The O’Donnell O’Bullshit Career Move
Christine’s Crapfest
The Christine O’Donnell Foundation for the Clinically Overestimating Their Worth to Society

In her letter, Christine also said her “losing campaign sent ‘shockwaves’ throughout the nation”. I’ll admit your defeat of the republican incumbent in the primary was pretty shocking for a country still reeling from the knowledge that Sarah Palin won’t go away. However, once we saw you attempt to debate your democratic opponent and look as lost as John Travolta trying to find his wife’s vagina, we were no longer surprised. And I believe you went on to be crushed in the election, so that shockwave had dissipated to the power of an onion fart.

Christine also said in her letter that she had been the Obama administration’s #1 opponent. Yeah, the president is trying to run the country, manage two wars, fight republitards on healthcare, figure out how to stimulate the economy and create jobs, but his #1 opponent is an asexual elf running for office in the second smallest state in the union whose representation in the federal government is three people. Again, gotta love the narcissism.

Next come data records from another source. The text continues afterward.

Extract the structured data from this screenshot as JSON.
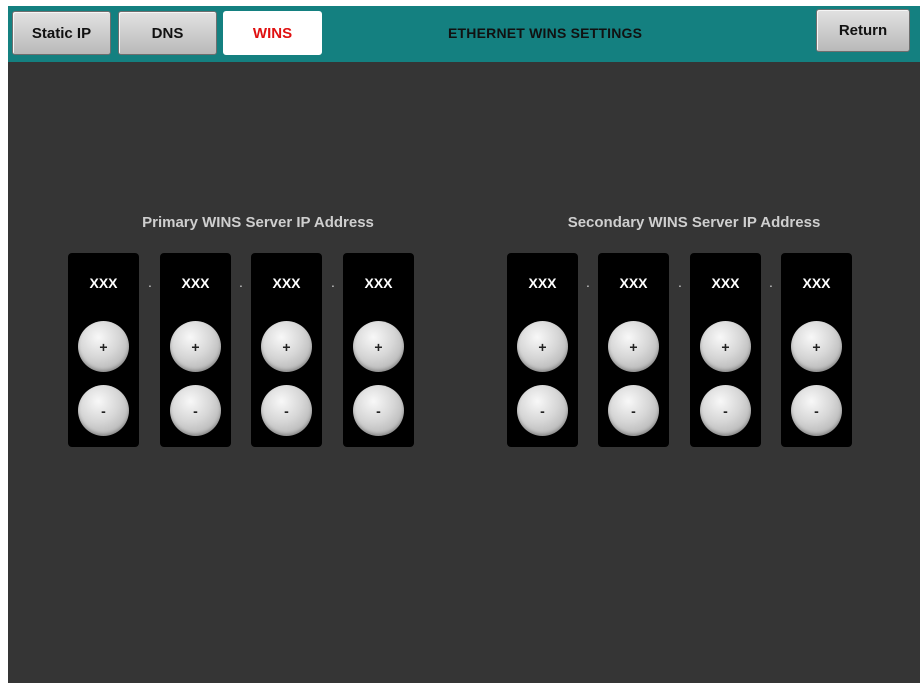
{
  "header": {
    "tabs": [
      {
        "label": "Static IP"
      },
      {
        "label": "DNS"
      },
      {
        "label": "WINS"
      }
    ],
    "title": "ETHERNET WINS SETTINGS",
    "return_label": "Return"
  },
  "primary": {
    "label": "Primary WINS Server IP Address",
    "octets": [
      "XXX",
      "XXX",
      "XXX",
      "XXX"
    ]
  },
  "secondary": {
    "label": "Secondary WINS Server IP Address",
    "octets": [
      "XXX",
      "XXX",
      "XXX",
      "XXX"
    ]
  },
  "controls": {
    "increment": "+",
    "decrement": "-",
    "separator": "."
  },
  "colors": {
    "header_bg": "#148080",
    "screen_bg": "#353535",
    "active_tab_text": "#e01010"
  },
  "icons": {
    "increment": "plus-icon",
    "decrement": "minus-icon"
  }
}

So remember folks, be on the lookout for the good work being done by ChristinePAC. At least until the federal indictment comes down for her misuse of campaign funds and then she’ll start a new venture, ChristineCON.

Tuesday, February 1, 2011

Back Off, Chris Matthews


After Michelle Bachmann’s wonderfully loopy State of the Union Response for Loons, Chris Matthews called her a “balloon head”. While I agree with his assessment I must first point out that the more apt term is “whack job”. Also, back off Matthews! Bachmann is my muse. Go yap about Palin, Angle, Malkin or some other female Republican/Tea Party fringe lunatic.

Michelle has been the inspiration for many of my blogs and I won’t have some TV blowhard cutting into my time inside Michelle’s brain. Granted, there’s plenty of room for both of us but I've been making myself comfortable. I've hung drapes, have an entertainment room set up and a hot plate for quick meals.

I realize that Michelle can be irresistible. The things she says aren't just ignorant, they’re coming from the edge of the universe where space and time corkscrew together in a way that almost makes Tracey Jordan seem funny. This is precisely why she has moved me to write about her so many times. You can’t make up the shit she says and if you did they would tell you to lie down and quit interrupting the lobotomy.

This is my one and only warning to you Matthews. Find your own muse to blather on about. I need Michelle to inspire my own bloviating laced with delightful sarcasm. Obama used to give your leg the jitters, try falling in love with him again. There’s nothing like an old romance made new again. Bottom line, Michelle Bachmann is off limits to you.

Don’t make me turn my satirical wit toward you. I have at least eight regular readers. You don’t want that kind of attention.